“Well, I never really did. You just assumed that.”
He gave her a strange, unreadable look and straightened. “I assumed that because your name was on the office door and you were sitting behind your desk.”
Esa bit her lip anxiously as she sat up in bed, securing the sheet around her breasts. It sounded even worse than she’d expected when she said it out loud. But she’d started now—she couldn’t stop. “That’s not my office. It’s my sister Rachel’s office. Everybody calls her Kitten. It’s her Ferrari. She’s the publisher of Metro Sexy. My offices are actually in Orland Park. I’m a physician.”
“You’re a physician,” Finn repeated flatly.
Esa nodded, not caring for the toneless quality of his voice. This was not going as well as she’d hoped.
“Your offices are in Orland Park,” he said, as though he were trying to get everything straight. “And yet I specifically remember you telling me some story about driving north in traffic that first night because you wanted to start a south suburban version of Metro Sexy.”
Esa grimaced. “Well, I had to say something—”
“And that something was a lie,” he clarified slowly.
“Well, yes, but—”
“What part of it was true then?” His eyes raked over the mussed bed before he stood.
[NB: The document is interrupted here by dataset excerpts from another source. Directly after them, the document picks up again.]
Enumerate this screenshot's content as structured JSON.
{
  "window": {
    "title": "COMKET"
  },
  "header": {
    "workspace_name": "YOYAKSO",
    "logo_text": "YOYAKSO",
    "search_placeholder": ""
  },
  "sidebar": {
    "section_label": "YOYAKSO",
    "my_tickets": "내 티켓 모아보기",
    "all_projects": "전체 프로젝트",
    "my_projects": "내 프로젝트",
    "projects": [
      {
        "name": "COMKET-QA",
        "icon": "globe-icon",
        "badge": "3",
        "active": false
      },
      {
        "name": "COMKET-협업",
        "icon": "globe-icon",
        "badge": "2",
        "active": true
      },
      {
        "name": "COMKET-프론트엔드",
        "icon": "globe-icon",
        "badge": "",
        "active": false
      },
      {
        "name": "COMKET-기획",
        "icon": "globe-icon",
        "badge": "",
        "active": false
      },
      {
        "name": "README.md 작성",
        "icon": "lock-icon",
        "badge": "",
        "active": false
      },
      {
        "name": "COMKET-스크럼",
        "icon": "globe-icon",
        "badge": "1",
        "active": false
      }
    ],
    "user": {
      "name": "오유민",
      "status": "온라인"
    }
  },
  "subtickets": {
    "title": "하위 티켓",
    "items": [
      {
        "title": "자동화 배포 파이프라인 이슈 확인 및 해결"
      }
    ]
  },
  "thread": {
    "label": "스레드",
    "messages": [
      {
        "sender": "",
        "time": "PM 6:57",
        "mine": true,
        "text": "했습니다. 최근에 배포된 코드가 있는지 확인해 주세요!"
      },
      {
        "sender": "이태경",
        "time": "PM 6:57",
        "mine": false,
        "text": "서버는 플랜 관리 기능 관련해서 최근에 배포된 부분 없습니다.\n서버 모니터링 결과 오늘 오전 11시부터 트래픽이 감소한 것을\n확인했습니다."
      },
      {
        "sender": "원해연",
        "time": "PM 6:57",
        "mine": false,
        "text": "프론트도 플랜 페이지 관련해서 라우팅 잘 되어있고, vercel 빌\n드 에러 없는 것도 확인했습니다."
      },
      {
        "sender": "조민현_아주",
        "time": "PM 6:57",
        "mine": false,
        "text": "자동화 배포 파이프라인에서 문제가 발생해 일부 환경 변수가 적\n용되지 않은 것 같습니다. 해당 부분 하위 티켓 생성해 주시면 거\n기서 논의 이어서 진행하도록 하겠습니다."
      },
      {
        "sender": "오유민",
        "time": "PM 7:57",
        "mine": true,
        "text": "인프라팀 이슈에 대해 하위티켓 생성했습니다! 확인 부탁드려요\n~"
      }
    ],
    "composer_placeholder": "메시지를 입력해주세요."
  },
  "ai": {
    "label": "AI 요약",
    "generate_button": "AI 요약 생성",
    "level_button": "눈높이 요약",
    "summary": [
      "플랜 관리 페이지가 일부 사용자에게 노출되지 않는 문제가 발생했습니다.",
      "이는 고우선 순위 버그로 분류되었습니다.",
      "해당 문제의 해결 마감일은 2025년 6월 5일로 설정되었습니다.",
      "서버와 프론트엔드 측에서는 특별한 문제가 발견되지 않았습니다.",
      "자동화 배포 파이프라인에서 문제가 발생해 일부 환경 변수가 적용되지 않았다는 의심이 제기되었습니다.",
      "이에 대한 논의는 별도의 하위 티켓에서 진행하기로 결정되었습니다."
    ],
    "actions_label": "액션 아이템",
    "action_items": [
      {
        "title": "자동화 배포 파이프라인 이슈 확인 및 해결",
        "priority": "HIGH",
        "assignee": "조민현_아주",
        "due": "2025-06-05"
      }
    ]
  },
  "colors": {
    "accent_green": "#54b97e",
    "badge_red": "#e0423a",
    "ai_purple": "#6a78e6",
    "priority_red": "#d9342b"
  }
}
“Finn, don’t ask that. Of course all the important stuff was…you know. Genuine.” She watched him in rising panic as he studied her, almost feeling him flying away from her, distancing himself even though he hadn’t moved, technically speaking. God, here he was bruised and shaken from the likes of Julia Weatherell and she pelted something like this at him. Esa suddenly felt as if she’d rattled his Self-Confidence Richter Scale like King Kong.
“I-I thought it was what you wanted.”
His nostrils flared slightly as he broke their stare. “Why would I want to be lied to?”
“You’re taking this all wrong. Let me explain—”
“Actually, I don’t have time for it right now, Esa. I need to get to work.”
Esa just stared in open-mouthed incredulity as he walked out of the room. A few seconds later she heard the front door open and shut with what sounded to her ringing ears like a grim click of finality.
* * * * *
“Are you sure you want to trade?” Rachel asked as she dangled the keys to Esa’s Lexus teasingly in front of her sister’s face.
They stood out on the driveway of their parents’ home. Both the dark blue Lexus and the red Ferrari gleamed brightly in the bright autumn sunlight. David Ormond finished winding the hose that they’d used to wash both cars and stood.
“I’m going inside to catch the end of the Illinois game,” Esa’s father said.
“Thanks for the help, Dad,” Esa called as he waved and walked toward the house.
“Go Illini!” Rachel cheered in her best macho voice.
Esa and Rachel often went out to their parents’ suburban house to wash their cars since they both had indoor parking spots in the city. Even though the day was chilly they’d decided to wash their cars before they returned them back to their original owners. Unfortunately they hadn’t been able to talk much while they did it since their father was there helping.
“Well? What do you think? I’m betting you don’t want to let go of my little pretty,” Rachel teased.
“Don’t be ridiculous,” Esa mumbled distractedly as she grabbed her car keys. She’d been completely out of it all day. Her mind kept replaying the incident with Finn until she thought she’d scream if she pictured the way he’d looked at her one more time, as if she were a slightly revolting stranger who had suddenly appeared in his bed out of nowhere.
He just needed some time to process it. He had a right to be a bit dazed after learning she’d lied to him, after all.
What if he never wanted to talk to her again?
Esa found herself staring at the shiny cherry red Ferrari. It was all that stupid car’s fault.
“It was a nightmare driving that thing, you know,” she told Rachel sourly. “That car is like giving a double dose of Viagra to every horn-dog in the city.”
Rachel chuckled. “Horn-dog? Is that what you’d call Finn Madigan?”